From Wikipedia, the free encyclopedia

"Jesus Is Just Alright"
Song by The Art Reynolds Singers
from the album Tellin' It Like It Is
Songwriter(s)Arthur Reid Reynolds
Producer(s)Gary Paxton

"Jesus Is Just Alright" is a gospel song written by Arthur Reid Reynolds and first recorded by Reynolds' own group, The Art Reynolds Singers, on their 1966 album, Tellin' It Like It Is.[1][2]

The song's title makes use of the American slang term "all-right", which during the 1960s was used to describe something that was considered 'cool' or very good.
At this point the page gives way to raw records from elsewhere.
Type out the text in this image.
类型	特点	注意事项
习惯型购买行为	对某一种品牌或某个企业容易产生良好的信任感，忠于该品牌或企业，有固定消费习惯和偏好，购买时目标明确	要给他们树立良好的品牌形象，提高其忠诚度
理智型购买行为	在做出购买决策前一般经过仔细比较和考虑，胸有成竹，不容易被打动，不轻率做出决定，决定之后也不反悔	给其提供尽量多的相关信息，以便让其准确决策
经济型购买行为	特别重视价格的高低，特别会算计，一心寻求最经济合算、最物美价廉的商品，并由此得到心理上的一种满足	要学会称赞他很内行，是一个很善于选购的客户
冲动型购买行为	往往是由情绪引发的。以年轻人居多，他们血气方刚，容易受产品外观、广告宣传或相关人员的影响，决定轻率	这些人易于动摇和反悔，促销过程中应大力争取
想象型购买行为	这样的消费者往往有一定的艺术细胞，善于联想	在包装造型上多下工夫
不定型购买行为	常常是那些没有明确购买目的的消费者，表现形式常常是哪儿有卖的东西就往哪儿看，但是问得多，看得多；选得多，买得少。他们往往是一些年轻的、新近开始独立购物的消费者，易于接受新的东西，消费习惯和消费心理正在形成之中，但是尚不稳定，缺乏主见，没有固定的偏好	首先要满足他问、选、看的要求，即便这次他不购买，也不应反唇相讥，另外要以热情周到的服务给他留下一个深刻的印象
The song has been covered by a number of bands and artists over the years, including the Byrds, Underground Sunshine, the Doobie Brothers, Alexis Korner, the Ventures, DC Talk, Stryper, Shelagh McDonald, and Robert Randolph (featuring Eric Clapton).[3]

The first cover version of the song was recorded by the Los Angeles band the Byrds on their 1969 album, Ballad of Easy Rider.[4] The song was later recorded by The Doobie Brothers, who included it on their 1972 album, Toulouse Street.[5] The Doobie Brothers' version of the song was released as a single in November 1972 and it became a hit in the United States, peaking at No. 35 on the Billboard Hot 100.[6] In 1973, American rock band Exile released their self titled debut album which included a cover.[7] In 1992, the Christian rock and hip hop group DC Talk released a version of "Jesus Is Just Alright" on their Free at Last album.[8] The song has also been covered by Robert Randolph on his Colorblind album, with guest artist Eric Clapton[9] and Stryper's 2013 release, No More Hell to Pay.[10]

The Byrds' version

"Jesus Is Just Alright"
1969 Dutch picture sleeve
Single by The Byrds
from the album Ballad of Easy Rider
B-side"It's All Over Now, Baby Blue"
ReleasedDecember 15, 1969
RecordedJune 17, 1969
StudioColumbia Studios, Hollywood, CA
Songwriter(s)Arthur Reid Reynolds
Producer(s)Terry Melcher
The Byrds singles chronology
"Ballad of Easy Rider"
"Jesus Is Just Alright"
"Chestnut Mare"

The Byrds' version of "Jesus Is Just Alright" was recorded on June 17, 1969 during the sessions for the band's eighth studio album, Ballad of Easy Rider.[11] It was first released as part of that album but was subsequently issued as a single on December 15, 1969.[12] The single stalled at No. 97 on the Billboard Hot 100 and failed to chart in the United Kingdom.[13][14] Despite this lack of commercial success, the Doobie Brothers' later hit version of the song featured an arrangement that was heavily influenced by the Byrds' own recording.[4]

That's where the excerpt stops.